Todo iba bien… O eso creías… Una profesión prestigiosa, dinero, reconocimiento, casas, barcos, perro, piscina, mujeres, y salud, sí, también tienes salud. Qué más puedes pedir. Nada. Lo tienes todo. No envidias a nadie porque nadie tiene algo más que tú.
Como de costumbre te levantas, te duchas, calzoncillos limpios, camisa nueva, americana nueva, pantalón nuevo… Última mirada al espejo. Eres Dios.
Vas a una reunión, demuestras todo lo que sabes y dejas a más de una con la boca abierta (te encantas), sales con un par de números de teléfono más en tu agenda (otras dos a las que follarte) y con esos aires de soberbia y prepotencia que tanto, tanto te caracterizan.

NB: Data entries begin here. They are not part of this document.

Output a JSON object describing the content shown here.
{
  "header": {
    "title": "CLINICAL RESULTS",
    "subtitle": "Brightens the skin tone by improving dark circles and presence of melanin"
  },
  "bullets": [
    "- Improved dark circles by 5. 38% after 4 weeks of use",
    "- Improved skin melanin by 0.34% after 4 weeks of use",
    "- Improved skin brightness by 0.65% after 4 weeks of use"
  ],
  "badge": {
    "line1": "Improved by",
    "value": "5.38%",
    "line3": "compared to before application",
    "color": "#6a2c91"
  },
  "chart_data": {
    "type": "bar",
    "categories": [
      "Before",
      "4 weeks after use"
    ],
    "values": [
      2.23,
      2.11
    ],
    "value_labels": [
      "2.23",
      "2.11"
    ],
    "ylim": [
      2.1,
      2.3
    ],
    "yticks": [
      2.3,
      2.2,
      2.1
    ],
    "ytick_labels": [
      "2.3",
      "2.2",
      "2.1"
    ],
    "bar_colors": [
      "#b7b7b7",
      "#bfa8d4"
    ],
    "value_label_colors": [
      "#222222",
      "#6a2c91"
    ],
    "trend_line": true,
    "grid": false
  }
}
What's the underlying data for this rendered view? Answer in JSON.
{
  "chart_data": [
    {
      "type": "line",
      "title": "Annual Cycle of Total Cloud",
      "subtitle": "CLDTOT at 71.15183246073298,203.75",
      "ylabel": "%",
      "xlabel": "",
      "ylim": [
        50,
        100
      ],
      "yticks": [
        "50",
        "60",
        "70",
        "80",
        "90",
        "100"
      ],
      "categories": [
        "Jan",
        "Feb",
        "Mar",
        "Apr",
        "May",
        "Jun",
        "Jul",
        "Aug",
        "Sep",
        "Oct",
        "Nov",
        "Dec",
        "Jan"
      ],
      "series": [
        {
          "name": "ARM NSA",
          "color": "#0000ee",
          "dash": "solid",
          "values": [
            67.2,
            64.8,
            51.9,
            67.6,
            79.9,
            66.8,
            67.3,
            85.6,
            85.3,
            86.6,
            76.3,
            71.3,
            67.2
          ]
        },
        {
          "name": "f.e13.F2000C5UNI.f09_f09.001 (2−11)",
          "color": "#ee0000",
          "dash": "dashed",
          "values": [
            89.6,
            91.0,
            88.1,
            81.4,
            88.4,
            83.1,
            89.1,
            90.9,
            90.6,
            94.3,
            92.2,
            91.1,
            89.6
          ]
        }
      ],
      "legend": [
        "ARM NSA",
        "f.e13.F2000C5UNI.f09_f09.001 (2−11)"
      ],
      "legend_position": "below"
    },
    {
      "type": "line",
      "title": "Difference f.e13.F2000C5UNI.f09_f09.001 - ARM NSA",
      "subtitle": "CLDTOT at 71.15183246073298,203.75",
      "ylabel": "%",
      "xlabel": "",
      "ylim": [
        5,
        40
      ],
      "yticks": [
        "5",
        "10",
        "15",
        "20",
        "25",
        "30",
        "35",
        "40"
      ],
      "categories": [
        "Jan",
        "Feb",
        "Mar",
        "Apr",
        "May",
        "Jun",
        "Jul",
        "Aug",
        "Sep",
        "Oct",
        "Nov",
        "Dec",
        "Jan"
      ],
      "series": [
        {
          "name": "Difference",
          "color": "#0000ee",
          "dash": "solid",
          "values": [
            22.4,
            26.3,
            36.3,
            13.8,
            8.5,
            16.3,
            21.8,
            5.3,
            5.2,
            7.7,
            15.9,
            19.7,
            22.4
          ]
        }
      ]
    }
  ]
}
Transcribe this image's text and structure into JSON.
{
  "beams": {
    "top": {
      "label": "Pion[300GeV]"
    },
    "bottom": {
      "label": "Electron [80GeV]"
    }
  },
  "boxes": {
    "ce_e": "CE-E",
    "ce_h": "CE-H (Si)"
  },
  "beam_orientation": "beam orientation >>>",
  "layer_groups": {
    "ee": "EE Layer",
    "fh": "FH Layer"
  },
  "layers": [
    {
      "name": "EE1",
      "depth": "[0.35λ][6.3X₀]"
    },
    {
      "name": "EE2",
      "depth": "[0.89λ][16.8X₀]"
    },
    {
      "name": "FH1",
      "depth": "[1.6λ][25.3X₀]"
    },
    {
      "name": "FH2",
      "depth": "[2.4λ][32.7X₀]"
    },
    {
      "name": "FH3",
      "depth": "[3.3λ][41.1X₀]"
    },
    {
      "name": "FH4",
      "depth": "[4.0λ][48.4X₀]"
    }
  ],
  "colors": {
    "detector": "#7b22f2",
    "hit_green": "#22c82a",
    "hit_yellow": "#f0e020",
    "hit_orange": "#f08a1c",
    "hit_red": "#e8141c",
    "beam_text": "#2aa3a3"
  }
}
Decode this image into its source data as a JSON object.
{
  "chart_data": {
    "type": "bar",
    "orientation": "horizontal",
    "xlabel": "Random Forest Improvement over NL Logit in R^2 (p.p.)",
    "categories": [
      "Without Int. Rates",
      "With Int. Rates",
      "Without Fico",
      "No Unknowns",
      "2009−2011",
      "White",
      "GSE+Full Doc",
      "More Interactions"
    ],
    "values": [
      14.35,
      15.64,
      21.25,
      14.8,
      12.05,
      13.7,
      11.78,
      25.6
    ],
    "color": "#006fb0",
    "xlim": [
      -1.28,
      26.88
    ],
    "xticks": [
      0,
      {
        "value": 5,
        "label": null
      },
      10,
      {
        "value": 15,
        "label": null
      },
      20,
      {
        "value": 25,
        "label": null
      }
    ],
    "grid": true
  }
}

Coges el coche. Llamas a tu secretaria. Para no perder las buenas costumbres le gritas un par de veces consciente de que no tienes razón. Pero te sientes bien.
Llegas a tu oficina. Saludas interrumpiendo a los que tienen una vida en la que tú no eres el protagonista (cómo temolesta). Lo intentas con ella; no funciona. Lo intentas con la otra… Tampoco.
Y aparece él. Él sí entra al trapo. Él sí levanta la voz. Él sí tiene algo que decir. Él ya está cansado. Él no sabe callar.
Y todo desaparece. Solo estáis tú y él. No eres capaz de entender lo que dice, ni él ni el resto de la gente. Nada te importa. Solo tienes ganas de más. Solo quieres volver a ser Dios.
Y sin saber muy bien cómo, unas manos rodean su cuello. Y sin saber muy bien cómo, su cara se está poniendo gris. Y sin saber muy bien cómo, te suplica que le sueltes. Y sin saber muy bien cómo, se convierte en un peso muerto.
Y es que de repente te has vuelto loco.